The following brief statement, approved by AAUP Committee A on Academic Freedom and Tenure on October 30, pulls together existing AAUP policies on academic due process for non-tenure-track full-time faculty members after seven years of service.

Academic Due Process for Non-Tenure-Track Full-Time Faculty Members* after Seven Years of Service

Since its founding in 1915, the AAUP has stressed the necessity of indefinite tenure for the protection of academic freedom. Retention of tenure is in turn protected through academic due process. Since, under AAUP-supported principles, all faculty members should have academic freedom, long-serving full-time faculty members on renewable term appointments should be afforded the same procedural protections against involuntary separation as tenured faculty members.
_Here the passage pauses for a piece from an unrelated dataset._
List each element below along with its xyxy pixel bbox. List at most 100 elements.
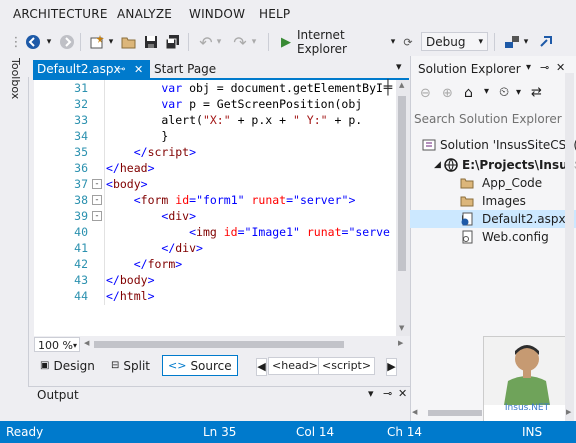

Indeed, long-standing AAUP policy on full-time appointments with a stated term—whatever the length of the term and regardless of whether the appointment is defined as probationary for tenure—holds that, after seven years of service, full-time faculty members must be afforded the due-process protections of tenure before their services can be terminated, whether the termination occurs in the midst of an appointment or at the end of it through nonrenewal.
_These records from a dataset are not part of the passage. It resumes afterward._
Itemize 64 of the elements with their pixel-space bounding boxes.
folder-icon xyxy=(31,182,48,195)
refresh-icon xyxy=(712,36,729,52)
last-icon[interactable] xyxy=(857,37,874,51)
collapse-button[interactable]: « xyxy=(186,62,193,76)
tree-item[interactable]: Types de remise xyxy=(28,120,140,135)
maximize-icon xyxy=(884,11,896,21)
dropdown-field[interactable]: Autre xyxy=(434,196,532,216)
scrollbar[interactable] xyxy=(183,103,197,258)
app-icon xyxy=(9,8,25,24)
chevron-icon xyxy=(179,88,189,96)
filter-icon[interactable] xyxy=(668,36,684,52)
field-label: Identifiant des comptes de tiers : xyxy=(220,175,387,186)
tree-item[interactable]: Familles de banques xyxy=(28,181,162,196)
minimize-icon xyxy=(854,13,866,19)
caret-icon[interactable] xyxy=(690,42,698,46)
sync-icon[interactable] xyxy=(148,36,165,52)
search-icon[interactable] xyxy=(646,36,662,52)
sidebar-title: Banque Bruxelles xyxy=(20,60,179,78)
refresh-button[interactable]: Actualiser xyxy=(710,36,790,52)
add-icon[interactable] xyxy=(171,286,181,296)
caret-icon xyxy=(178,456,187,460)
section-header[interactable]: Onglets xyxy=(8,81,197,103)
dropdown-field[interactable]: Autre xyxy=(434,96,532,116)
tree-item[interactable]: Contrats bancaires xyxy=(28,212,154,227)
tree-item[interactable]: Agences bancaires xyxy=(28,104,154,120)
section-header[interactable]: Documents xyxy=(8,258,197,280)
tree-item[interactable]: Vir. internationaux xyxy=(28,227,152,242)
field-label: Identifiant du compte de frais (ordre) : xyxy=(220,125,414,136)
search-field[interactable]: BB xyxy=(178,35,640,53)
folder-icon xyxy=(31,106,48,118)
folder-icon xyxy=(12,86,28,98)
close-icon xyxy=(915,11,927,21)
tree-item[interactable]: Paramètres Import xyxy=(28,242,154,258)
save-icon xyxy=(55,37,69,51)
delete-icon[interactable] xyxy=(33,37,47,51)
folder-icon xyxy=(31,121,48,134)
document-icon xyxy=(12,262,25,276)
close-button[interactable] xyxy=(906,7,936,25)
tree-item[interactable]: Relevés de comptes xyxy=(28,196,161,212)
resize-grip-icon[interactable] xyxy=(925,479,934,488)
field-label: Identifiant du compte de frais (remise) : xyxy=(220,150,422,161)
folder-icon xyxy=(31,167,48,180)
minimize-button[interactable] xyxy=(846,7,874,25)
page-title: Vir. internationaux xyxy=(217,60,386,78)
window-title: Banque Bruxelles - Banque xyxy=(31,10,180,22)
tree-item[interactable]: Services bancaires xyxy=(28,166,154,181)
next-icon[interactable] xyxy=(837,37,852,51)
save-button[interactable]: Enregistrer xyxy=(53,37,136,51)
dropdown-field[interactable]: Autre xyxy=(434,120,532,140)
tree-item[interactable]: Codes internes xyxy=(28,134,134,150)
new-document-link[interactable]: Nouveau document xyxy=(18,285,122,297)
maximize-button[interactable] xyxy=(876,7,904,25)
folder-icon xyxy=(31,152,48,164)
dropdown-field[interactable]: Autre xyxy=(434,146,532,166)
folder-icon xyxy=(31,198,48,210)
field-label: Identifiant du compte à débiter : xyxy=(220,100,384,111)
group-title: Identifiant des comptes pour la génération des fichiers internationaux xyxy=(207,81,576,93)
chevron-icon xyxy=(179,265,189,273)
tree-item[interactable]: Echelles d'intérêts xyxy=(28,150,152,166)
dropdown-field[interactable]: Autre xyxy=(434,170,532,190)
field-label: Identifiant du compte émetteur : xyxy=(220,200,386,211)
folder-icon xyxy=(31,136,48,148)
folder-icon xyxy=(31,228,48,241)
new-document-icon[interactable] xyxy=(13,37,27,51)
The source of the above policy is the joint 1940 Statement of Principles on Academic Freedom and Tenure, formulated by the AAUP and the Association of American Colleges and Universities (AAC&U), which provides that, “[a]fter the expiration of a probationary period, teachers or investigators should have permanent or continuous tenure, and their service should be terminated only for adequate cause, except in the case of retirement for age, or under extraordinary circumstances because of financial exigencies.” The 1940 Statement further provides that the probationary period should not exceed “the normal maximum of seven years.” The opening sentence of the Association’s derivative Statement on Procedural Standards in the Renewal or Nonrenewal of Faculty Appointments puts it more succinctly: “Except for special appointments clearly designated at the outset as involving only a brief association with the institution, all full-time faculty appointments are either with continuous tenure or probationary for tenure.”

The AAUP regards “special appointments clearly designated at the outset as involving only a brief association with the institution” as appointments that are designed to address transient programmatic needs or to provide temporary replacement for faculty members who are on leave or who cannot otherwise fulfill their responsibilities. Core or introductory courses, often assigned to faculty members on term appointments, are not transient programmatic needs, and an appointment that extends beyond a reasonable probationary period cannot reasonably be said to constitute a brief institutional association.
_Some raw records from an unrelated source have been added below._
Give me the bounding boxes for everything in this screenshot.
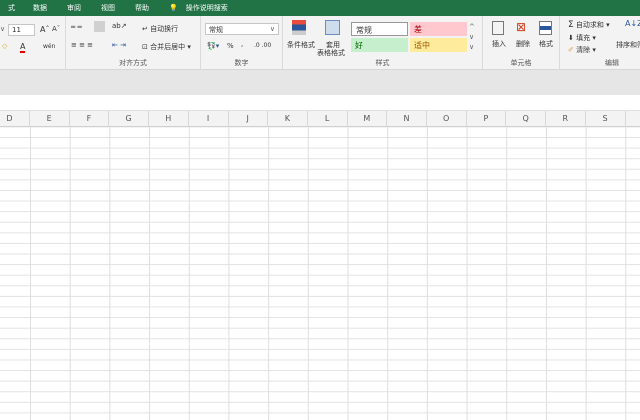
ribbon: 11 ∨ Aˆ Aˇ ◇ A wén ═ ═ ab↗ ≡ ≡ ≡ ⇤ ⇥ ↵ 自… [0,16,640,70]
percent-button[interactable]: % [227,42,234,50]
cells-group: 插入 ⊠ 删除 格式 单元格 [483,16,560,70]
conditional-format-button[interactable]: 条件格式 [287,40,315,50]
style-bad[interactable]: 差 [410,22,467,36]
styles-group: 条件格式 套用 表格格式 常规 差 好 适中 ^ ∨ ∨ 样式 [283,16,483,70]
column-header-P[interactable]: P [466,111,507,127]
delete-icon: ⊠ [516,20,527,34]
style-normal[interactable]: 常规 [351,22,408,36]
column-header-L[interactable]: L [308,111,348,127]
wrap-text-label: 自动换行 [150,25,179,33]
column-header-J[interactable]: J [228,111,269,127]
style-good[interactable]: 好 [351,38,408,52]
font-group: 11 ∨ Aˆ Aˇ ◇ A wén [0,16,66,70]
column-header-E[interactable]: E [30,111,70,127]
format-button[interactable]: 格式 [539,39,553,49]
table-format-button[interactable]: 表格格式 [317,48,345,58]
merge-center-button[interactable]: ⊡ 合并后居中 ▾ [142,42,191,52]
lightbulb-icon: 💡 [169,4,178,12]
column-header-N[interactable]: N [387,111,427,127]
indent-icon[interactable]: ⇤ ⇥ [112,41,126,49]
autosum-button[interactable]: Σ 自动求和 ▾ [568,20,610,30]
chevron-down-icon[interactable]: ∨ [0,25,5,33]
sort-filter-button[interactable]: 排序和筛 [616,40,640,50]
column-headers: DEFGHIJKLMNOPQRST [0,110,640,127]
font-size-value: 11 [12,26,21,34]
table-format-icon [325,20,340,35]
grow-font-button[interactable]: Aˆ [40,25,49,34]
decimal-icon[interactable]: .0 .00 [254,42,271,49]
conditional-format-icon [292,20,306,35]
align-left-icon[interactable]: ≡ ≡ ≡ [71,41,93,49]
styles-scroll-icon[interactable]: ^ ∨ ∨ [469,22,475,52]
column-header-T[interactable]: T [625,111,640,127]
insert-icon [492,21,504,35]
insert-button[interactable]: 插入 [492,39,506,49]
fill-label: 填充 [576,34,591,42]
column-header-K[interactable]: K [268,111,308,127]
font-size-select[interactable]: 11 [8,24,35,36]
merge-label: 合并后居中 [150,43,186,51]
orientation-icon[interactable]: ab↗ [112,22,127,30]
clear-button[interactable]: ✐ 清除 ▾ [568,45,596,55]
menu-bar: 式 数据 审阅 视图 帮助 💡 操作说明搜索 [0,0,640,16]
column-header-D[interactable]: D [0,111,30,127]
wrap-text-button[interactable]: ↵ 自动换行 [142,24,178,34]
font-color-button[interactable]: A [20,42,26,53]
clear-label: 清除 [576,46,591,54]
number-label: 数字 [234,59,249,67]
tell-me-search[interactable]: 操作说明搜索 [186,3,236,13]
accounting-icon[interactable]: 💱▾ [207,42,219,50]
alignment-label: 对齐方式 [119,59,147,67]
phonetic-button[interactable]: wén [43,43,55,50]
align-top-icon[interactable]: ═ ═ [71,23,82,31]
shrink-font-button[interactable]: Aˇ [52,25,60,33]
column-header-O[interactable]: O [427,111,467,127]
styles-label: 样式 [375,59,390,67]
cell-grid[interactable] [0,127,640,420]
fill-color-button[interactable]: ◇ [2,42,7,50]
column-header-I[interactable]: I [189,111,229,127]
menu-view[interactable]: 视图 [89,3,123,13]
column-header-S[interactable]: S [586,111,626,127]
menu-review[interactable]: 审阅 [55,3,89,13]
column-header-G[interactable]: G [109,111,150,127]
column-header-M[interactable]: M [347,111,388,127]
fill-button[interactable]: ⬇ 填充 ▾ [568,33,596,43]
alignment-group: ═ ═ ab↗ ≡ ≡ ≡ ⇤ ⇥ ↵ 自动换行 ⊡ 合并后居中 ▾ 对齐方式 [66,16,201,70]
number-group: 常规 ∨ 💱▾ % , .0 .00 数字 [201,16,283,70]
style-neutral[interactable]: 适中 [410,38,467,52]
delete-button[interactable]: 删除 [516,39,530,49]
menu-data[interactable]: 数据 [23,3,55,13]
column-header-H[interactable]: H [149,111,189,127]
menu-help[interactable]: 帮助 [123,3,157,13]
sort-icon: A↓Z [625,19,640,28]
column-header-Q[interactable]: Q [506,111,547,127]
gray-band [0,70,640,95]
number-format-value: 常规 [209,26,223,34]
editing-group: Σ 自动求和 ▾ ⬇ 填充 ▾ ✐ 清除 ▾ A↓Z 排序和筛 编辑 [560,16,640,70]
column-header-R[interactable]: R [546,111,586,127]
cells-label: 单元格 [510,59,532,67]
align-bottom-icon[interactable] [94,21,105,32]
autosum-label: 自动求和 [575,21,604,29]
number-format-select[interactable]: 常规 ∨ [205,23,279,35]
editing-label: 编辑 [605,59,619,67]
formula-bar[interactable] [0,95,640,110]
column-header-F[interactable]: F [69,111,110,127]
menu-formulas[interactable]: 式 [0,3,23,13]
comma-button[interactable]: , [241,40,243,48]
format-icon [539,21,552,35]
The academic due-process protections of tenure are set forth in the AAUP-AAC&U 1958 Statement on Procedural Standards in Faculty Dismissal Proceedings and, more elaborately, in the derivative Regulations 5 and 6 of the Recommended Institutional Regulations on Academic Freedom and Tenure. The basic elements of these protections are an adjudicative hearing of record before a duly constituted faculty body in which the burden of demonstrating adequate cause for dismissal rests with the administration.

AAUP documents that address the extension of the probationary period beyond the 1940 Statement’s stated seven-year maximum include published policies on credit toward tenure of years of service elsewhere (On Crediting Prior Service Elsewhere as Part of the Probationary Period); on stopping the tenure clock for one or two additional years because of family responsibilities (Statement of Principles on Family Responsibilities and Academic Work); and on the need in certain specialties to provide time to evaluate, not only teaching and research, but also clinical performance (Tenure in the Medical School).


* The Association considers a teacher who is classified as part time by his or her institution, but who in fact nonetheless teaches the equivalent of a full-time load or otherwise performs responsibilities equivalent to those of a full-time faculty member at that institution, to be entitled to the procedural safeguards of a full-time faculty member.